Salvatore Torquato, who holds a joint appointment in the Department of Civil Engineering and Operations Research and the Princeton Materials Institute at Princeton University, has been named a Fellow of the John Simon Guggenheim Memorial Foundation. Torquato is also a member of the associated faculty in the Program in Applied and Computational Mathematics at Princeton.

The foundation, which was established in 1925 by Senator Simon Guggenheim and his wife, offers fellowships that further the development of artists and scholars by allowing them to work in any of the arts or to do research in any field of knowledge, with few restrictions. The foundation awards fellowships on the basis of unusually impressive achievement in the past and exceptional promise for future accomplishment.

The awards process is highly competitive: The 1998 selection committee, drawing on recommendations from panels and juries involving hundreds of distinguished artists, scholars, and scientists, chose 168 fellows from among 3,014 applicants. This year's awards totaled $5,376,000.

Torquato will use the award to spend the coming academic year at the Institute for Advanced Study in Princeton. His research project, "Biological Materials and Growth Processes," will focus on the mathematical modeling of nonlinear growth in malignant brain tumors.

Currently, Torquato reports, the growth behavior of brain tumors is barely detectable because of the large numbers of parameters in basically all in-vitro/vivo experimental settings; however, he explains, the use of adaptive theoretical in vivo models, fed by novel experimental data, could lead to new insights in the growth behavior of brain tumors.

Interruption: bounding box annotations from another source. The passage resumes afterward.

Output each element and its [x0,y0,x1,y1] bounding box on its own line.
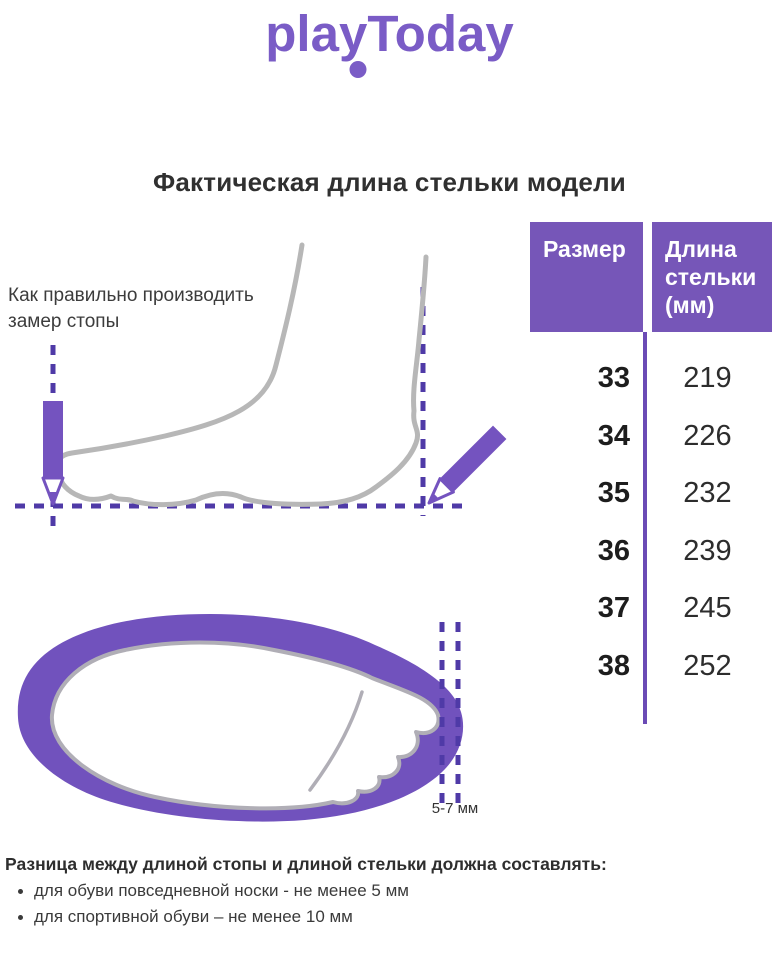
table-header-length: Длина стельки (мм) [652,222,772,332]
table-row: 36 239 [530,523,772,581]
insole-length-value: 239 [683,534,732,567]
footprint-arch-line [308,690,364,792]
table-row: 33 219 [530,350,772,408]
table-row: 35 232 [530,465,772,523]
insole-gap-label: 5-7 мм [431,800,479,817]
size-value: 34 [597,419,630,452]
table-row: 38 252 [530,638,772,696]
insole-length-value: 219 [683,362,732,395]
measure-instruction-label: Как правильно производить замер стопы [8,285,254,332]
insole-length-value: 226 [683,419,732,452]
size-value: 33 [597,362,630,395]
brand-logo-text: playToday [265,5,514,62]
size-value: 35 [597,477,630,510]
size-value: 38 [597,649,630,682]
brand-logo: playToday [0,4,779,78]
foot-side-outline [53,242,429,508]
insole-length-value: 252 [683,649,732,682]
size-value: 37 [597,592,630,625]
insole-length-value: 232 [683,477,732,510]
brand-logo-dot-icon [349,61,367,78]
heel-pencil-icon [427,425,507,505]
size-table-rows: 33 219 34 226 35 232 36 239 37 245 38 25… [530,332,772,695]
table-column-divider [643,332,647,724]
list-item: для спортивной обуви – не менее 10 мм [10,904,710,930]
insole-length-value: 245 [683,592,732,625]
table-row: 34 226 [530,408,772,466]
list-item: для обуви повседневной носки - не менее … [10,878,710,904]
foot-side-measure-diagram [15,242,507,533]
toe-pencil-icon [41,401,65,506]
table-row: 37 245 [530,580,772,638]
size-value: 36 [597,534,630,567]
difference-note-heading: Разница между длиной стопы и длиной стел… [5,854,607,874]
footprint-outline [49,640,441,811]
page-title: Фактическая длина стельки модели [153,167,626,197]
difference-note-list: для обуви повседневной носки - не менее … [10,878,710,930]
table-header-size: Размер [530,222,643,332]
insole-footprint-diagram [17,614,464,822]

Torquato imagines using such models clinically (in the treatment of specific patients who have undergone stereotactic biopsy and culturing, for example), in combination with the already available neuro-navigation systems for simulation of primary/secondary tumor growth/recurrence, to predict the outcome of treatment. He will collaborate on the project with Thomas S. Deisboeck, MD, of the Molecular Neuro-Oncology Laboratory and the MGH Brain Tumor Center at Harvard Medical School.

Torquato will also use his sabbatical time to complete a research monograph, "Random Heterogenous Materials." Jin-Yi Cai, a professor of computer science and the director of graduate studies at the State University of New York at Buffalo, was also named a Guggenheim fellow for work in computational complexity theory, as was Princeton's Demetrios Christodoulou, a mathematics professor, for his work on black holes and space-time singularities.